I DONT RECOMEND THAT ANYONE COPY ANY OF THE TRIGGER MODIFCATIONS, I HAVE DONE ON MY PERSONAL RIFLE. THE TRIGGER IS UNSAFE BY MANY STANDARDS. DONT DO THIS AT HOME YOU COULD BE HURT OR DIE OR KILL SOMEONE ELSE.
The stock is a Advanced Technoliges Dragonov copy that I milled off the cheek weld and the sides as well and added a simple alumimnum cheek weld it was made form tome round stock and milled three sides it is adjustable with shims. Im not real happy with it and am going to make a better more adjustable one. the cheek weld is critical for keeping your down an inline with the scope. You spend hours looking through the scope and in a prone positon it is really hard on the neck. Being able to rest on the cheek weld is important after 5 or 6 hours in the sun.

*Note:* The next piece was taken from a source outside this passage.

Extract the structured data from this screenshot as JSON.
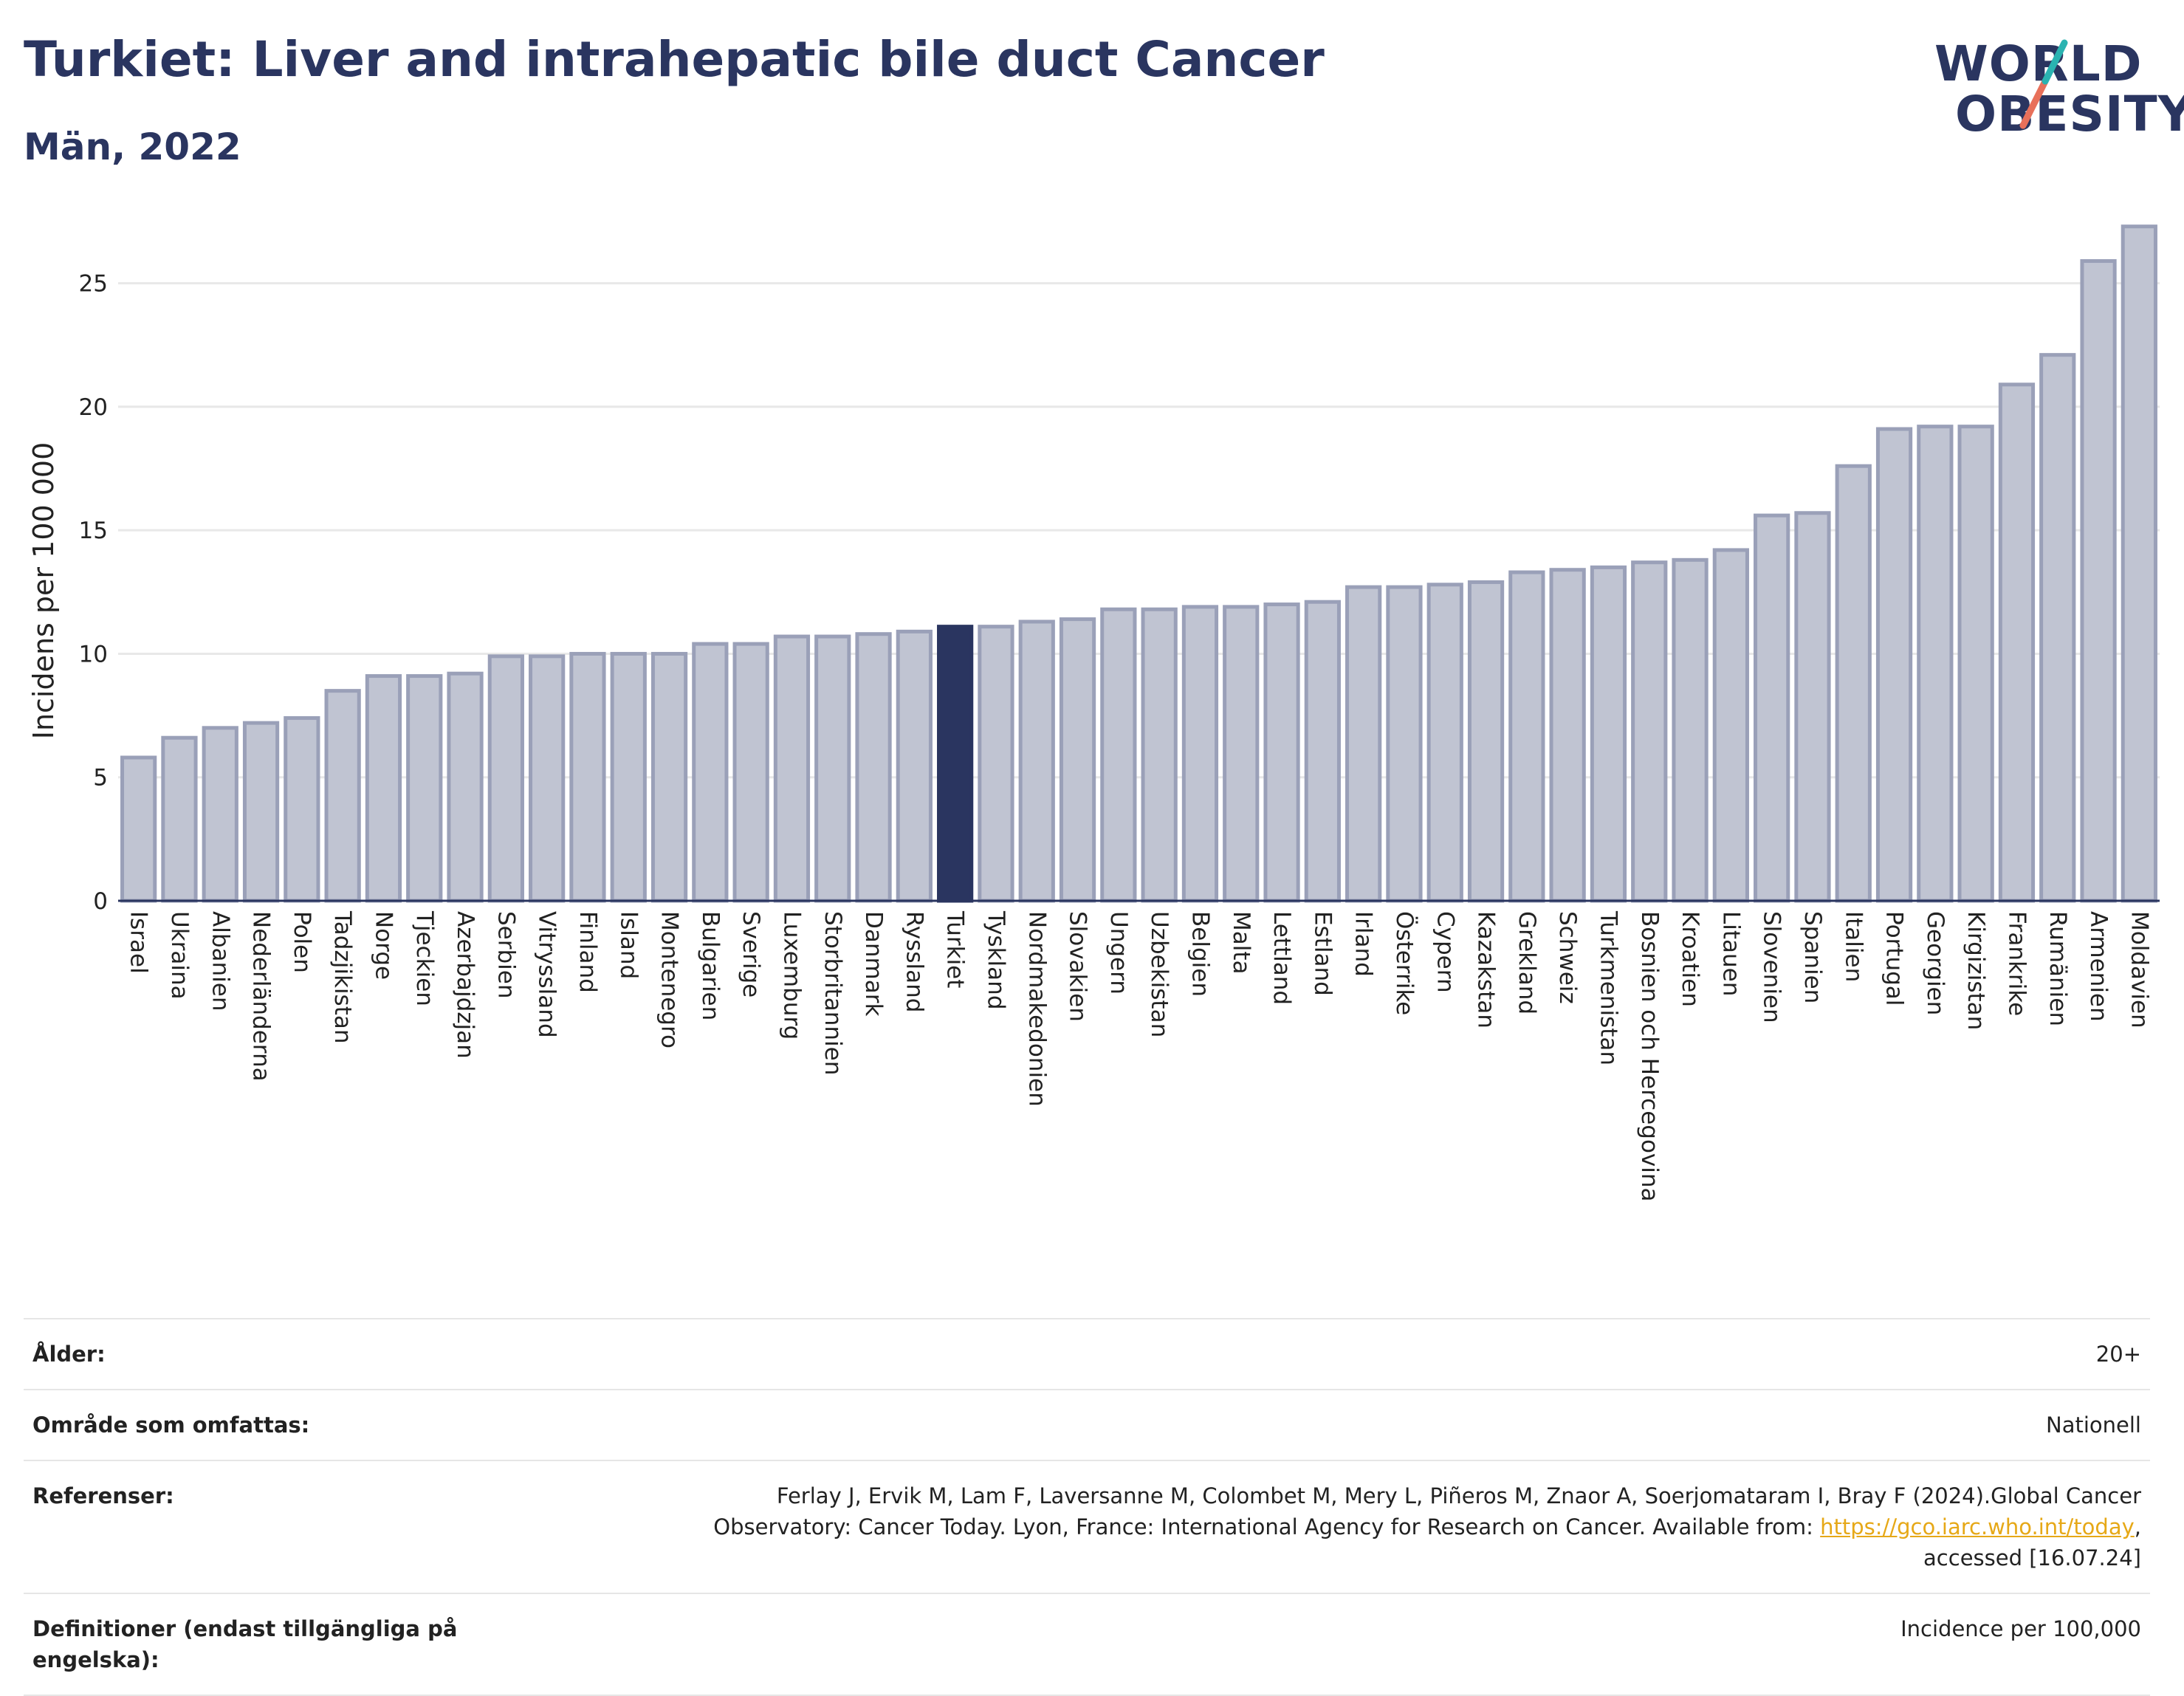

Im going to add a adjustable point on the stock to allow me to do away with a rear bag the adjuster will allow me to make elevation changes.. there is a Versi pod on the forearm and it is key. I wont go with out it any more. A bag or rest will be better for target shooting from a rest shooting groups but when laying on ablanket shooting in all directions and ranges at praire dogs the Versi pod is the way to go it allows paning and tilt as well. target acusiton and reacusition is key for varmits.
the scope is a cheap BSA 6x24x44 and it is ok but not great. A better scope is on the shopping list. the scope is mounted about as low as possable and still get the dust cover off. I got some ideas to make it lower but will require some mods to the cover and a differant rail.
It uses Bulgy mags and a narrowed Rommy carrer.
Im working on a LH carrier charge handel this will allow me to keep my RH on the grip and maintain a sight picture when loading and it will also make it easier to fit a shell catcher as the handel will not need to pass through it. I would like a LH thumb operated selector lever as well. the dust cover is trimmed and has a rubber lip to protect the brass.
Im collecting parts for a varmit II version. it will have a custom longer mag that will house longer 80 grain bullets an use the ammo that the AR guys have to hand load in 1000 meter shoots. A better barrel
Or possably a 22-250 improved. There is going to be a converted Saiga 308 that will likely be 260 reminton or 6.5 round. It will have the same basic stuff as this one. I really want to get a praire dog at over 800 yards and not have it be accidental.